Part 3 of Title III of the PPACA creates incentive for the development of new Patient Care Models. I bet you didn’t know that people already had models of how to care for you, or that perhaps they weren’t good enough. But they do – and given the GDP spent on health care in the US versus the outcomes measures, they aren’t good enough.
Section 3021 creates Centers of Innovation within Medicare and Medicaid. It’s important to keep in mind that we spend ~23% of the US Federal Budget on these two services (2011), and that this is estimated to double in the next 15 years. Innovation is key – and the bureaucracy of a large government is not often known for its incentive in this department. As with all innovation in health care, this center is supposed to come up with ways to make care cheaper while maintaining or increasing quality. You know, no pressure.
One interesting note is that this section explicitly calls out the idea of moving away from a fee-for-service basis to a salary one. Certainly an interesting, and likely, outcome, but also controversial. Most everything else is your current chestnut of efficiencies, best practices identification and dissemination, and team-based care.

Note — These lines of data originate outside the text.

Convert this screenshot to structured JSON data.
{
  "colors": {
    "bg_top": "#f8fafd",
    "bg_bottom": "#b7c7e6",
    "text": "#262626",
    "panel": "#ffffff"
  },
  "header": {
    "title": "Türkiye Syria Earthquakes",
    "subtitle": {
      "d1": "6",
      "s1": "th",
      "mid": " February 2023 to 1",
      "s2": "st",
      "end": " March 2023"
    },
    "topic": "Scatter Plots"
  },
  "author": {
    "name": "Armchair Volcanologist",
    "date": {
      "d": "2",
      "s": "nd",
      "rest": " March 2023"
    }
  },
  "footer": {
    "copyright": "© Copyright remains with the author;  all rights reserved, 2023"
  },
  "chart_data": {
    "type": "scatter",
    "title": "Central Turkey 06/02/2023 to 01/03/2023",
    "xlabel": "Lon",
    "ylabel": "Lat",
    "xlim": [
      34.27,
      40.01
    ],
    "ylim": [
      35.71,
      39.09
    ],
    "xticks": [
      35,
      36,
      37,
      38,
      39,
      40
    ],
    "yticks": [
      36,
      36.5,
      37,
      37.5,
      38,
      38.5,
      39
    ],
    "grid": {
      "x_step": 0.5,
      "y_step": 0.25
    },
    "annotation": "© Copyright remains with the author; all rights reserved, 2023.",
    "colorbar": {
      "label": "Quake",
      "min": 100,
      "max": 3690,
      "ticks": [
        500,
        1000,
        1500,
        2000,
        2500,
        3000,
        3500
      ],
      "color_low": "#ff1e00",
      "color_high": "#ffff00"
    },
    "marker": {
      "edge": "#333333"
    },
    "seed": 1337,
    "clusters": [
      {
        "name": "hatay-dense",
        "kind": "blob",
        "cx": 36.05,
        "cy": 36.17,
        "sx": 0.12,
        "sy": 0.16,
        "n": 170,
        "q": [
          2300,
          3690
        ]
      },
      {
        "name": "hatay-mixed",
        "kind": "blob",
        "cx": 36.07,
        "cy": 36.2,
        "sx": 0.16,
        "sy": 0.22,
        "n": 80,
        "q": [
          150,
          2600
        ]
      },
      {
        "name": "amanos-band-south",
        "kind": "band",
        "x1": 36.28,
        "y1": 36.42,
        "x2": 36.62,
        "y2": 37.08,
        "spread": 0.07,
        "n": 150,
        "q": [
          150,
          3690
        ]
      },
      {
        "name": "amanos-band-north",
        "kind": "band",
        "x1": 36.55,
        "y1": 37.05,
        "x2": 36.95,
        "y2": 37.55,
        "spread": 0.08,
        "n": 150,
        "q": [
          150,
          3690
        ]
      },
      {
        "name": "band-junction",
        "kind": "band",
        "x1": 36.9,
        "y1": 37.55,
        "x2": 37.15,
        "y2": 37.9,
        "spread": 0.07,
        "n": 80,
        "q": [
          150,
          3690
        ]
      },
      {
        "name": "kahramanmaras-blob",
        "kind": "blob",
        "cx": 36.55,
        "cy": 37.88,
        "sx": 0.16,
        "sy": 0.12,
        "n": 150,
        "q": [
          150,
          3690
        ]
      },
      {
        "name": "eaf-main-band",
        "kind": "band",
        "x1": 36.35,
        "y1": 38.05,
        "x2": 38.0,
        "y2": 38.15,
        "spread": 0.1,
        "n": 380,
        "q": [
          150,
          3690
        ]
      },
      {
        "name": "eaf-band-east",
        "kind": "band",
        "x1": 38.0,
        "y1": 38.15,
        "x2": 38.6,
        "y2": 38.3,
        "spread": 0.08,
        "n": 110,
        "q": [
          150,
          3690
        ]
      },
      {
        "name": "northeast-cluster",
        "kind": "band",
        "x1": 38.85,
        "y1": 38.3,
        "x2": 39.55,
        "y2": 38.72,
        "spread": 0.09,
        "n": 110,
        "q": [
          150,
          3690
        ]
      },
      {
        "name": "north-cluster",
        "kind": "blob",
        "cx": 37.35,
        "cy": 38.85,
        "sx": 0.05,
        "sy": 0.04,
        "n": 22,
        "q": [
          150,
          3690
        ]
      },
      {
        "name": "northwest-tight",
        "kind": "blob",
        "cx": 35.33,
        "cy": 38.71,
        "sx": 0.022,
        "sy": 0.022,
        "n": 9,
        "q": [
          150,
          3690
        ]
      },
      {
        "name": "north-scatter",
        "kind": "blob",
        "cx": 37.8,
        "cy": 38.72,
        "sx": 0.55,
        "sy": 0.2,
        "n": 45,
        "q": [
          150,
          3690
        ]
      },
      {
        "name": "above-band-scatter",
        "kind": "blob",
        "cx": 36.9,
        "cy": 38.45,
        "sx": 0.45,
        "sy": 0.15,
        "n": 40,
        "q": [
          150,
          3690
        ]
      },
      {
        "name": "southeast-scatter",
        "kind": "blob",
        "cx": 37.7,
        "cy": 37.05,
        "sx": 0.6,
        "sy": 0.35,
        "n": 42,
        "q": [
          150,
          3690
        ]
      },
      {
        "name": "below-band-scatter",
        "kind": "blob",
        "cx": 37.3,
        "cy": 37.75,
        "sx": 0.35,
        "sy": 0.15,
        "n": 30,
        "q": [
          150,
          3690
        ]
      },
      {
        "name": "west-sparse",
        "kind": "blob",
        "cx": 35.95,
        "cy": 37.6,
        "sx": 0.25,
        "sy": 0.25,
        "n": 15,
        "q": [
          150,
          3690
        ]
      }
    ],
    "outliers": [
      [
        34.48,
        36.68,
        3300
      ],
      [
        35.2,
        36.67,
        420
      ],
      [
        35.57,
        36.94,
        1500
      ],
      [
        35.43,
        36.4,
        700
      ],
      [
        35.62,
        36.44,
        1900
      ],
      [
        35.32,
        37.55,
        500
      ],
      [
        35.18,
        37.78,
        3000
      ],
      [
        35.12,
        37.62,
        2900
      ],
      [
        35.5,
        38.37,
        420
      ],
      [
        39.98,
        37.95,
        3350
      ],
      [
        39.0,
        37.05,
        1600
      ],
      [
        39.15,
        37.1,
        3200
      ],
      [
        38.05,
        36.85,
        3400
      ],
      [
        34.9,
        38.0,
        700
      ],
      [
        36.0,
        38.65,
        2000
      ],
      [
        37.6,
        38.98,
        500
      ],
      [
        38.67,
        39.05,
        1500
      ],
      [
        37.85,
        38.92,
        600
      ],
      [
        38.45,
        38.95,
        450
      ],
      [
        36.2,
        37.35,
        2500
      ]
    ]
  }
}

Section 3022 creates something called a Medicare Shared Savings program. This creates accountable care organizations out of partnerships between providers, hospitals, suppliers, and other interested stakeholders. The organizations have to have a minimum of 5,000 Medicare beneficiaries. Assuming they meet the quality standards for care, if they can save money doing so, then the ACO is eligible for an unspecified share of the cost-savings.
Section 3023 pilots a program of cost bundling. This is another switch from a fee-for-service model to something called an episode of care. An example of an episode of care would be: Patient feels dizzy and short of breath, goes into the ER. Patient is determined to be having a heart attack, and has a cardiac procedure performed, spends a few days recovering in the hospital. Follow up care is then provided by the surgeon and the cardiologist. Rather than paying for every person, room, and supply individually, the hospital would receive a single payment for that person’s care for this incident, and then dole out the necessary payments to staff and suppliers. By statue, it includes 3 days before the hospitalization, the duration of the stay, and 30 days following.
Clearly this type of payment plan is a departure from the way people are used to doing things, both the patient and the provider. It requires the providers to be paid by the hospital – true in some cases, but certainly not all.
Section 3024 is a pilot program to increase home-based care and change payment structures to benefit it.
Section 3025 introduces a program to reduce hospital readmissions by creating financial incentives for the hospitals to lower them. It’s a stick, rather than a carrot, in that the hospitals will get less money for more readmissions, rather than more money for fewer readmissions.
Section 3026 creates a carrot incentive for increased community-based care transitions programs.
Section 3027 extends the Gainsharing Demonstration of the Deficit Reduction of 2005. You know exactly what that is, right? Oh, you don’t. Well, maybe I’ll tell you. Ok, Ok, I’ll tell you. Related to the Accountable Care Organizations, it is direct payments to physicians and practitioners for improving quality and efficiency. It originally ended in 2009, but is now good through at least 2013.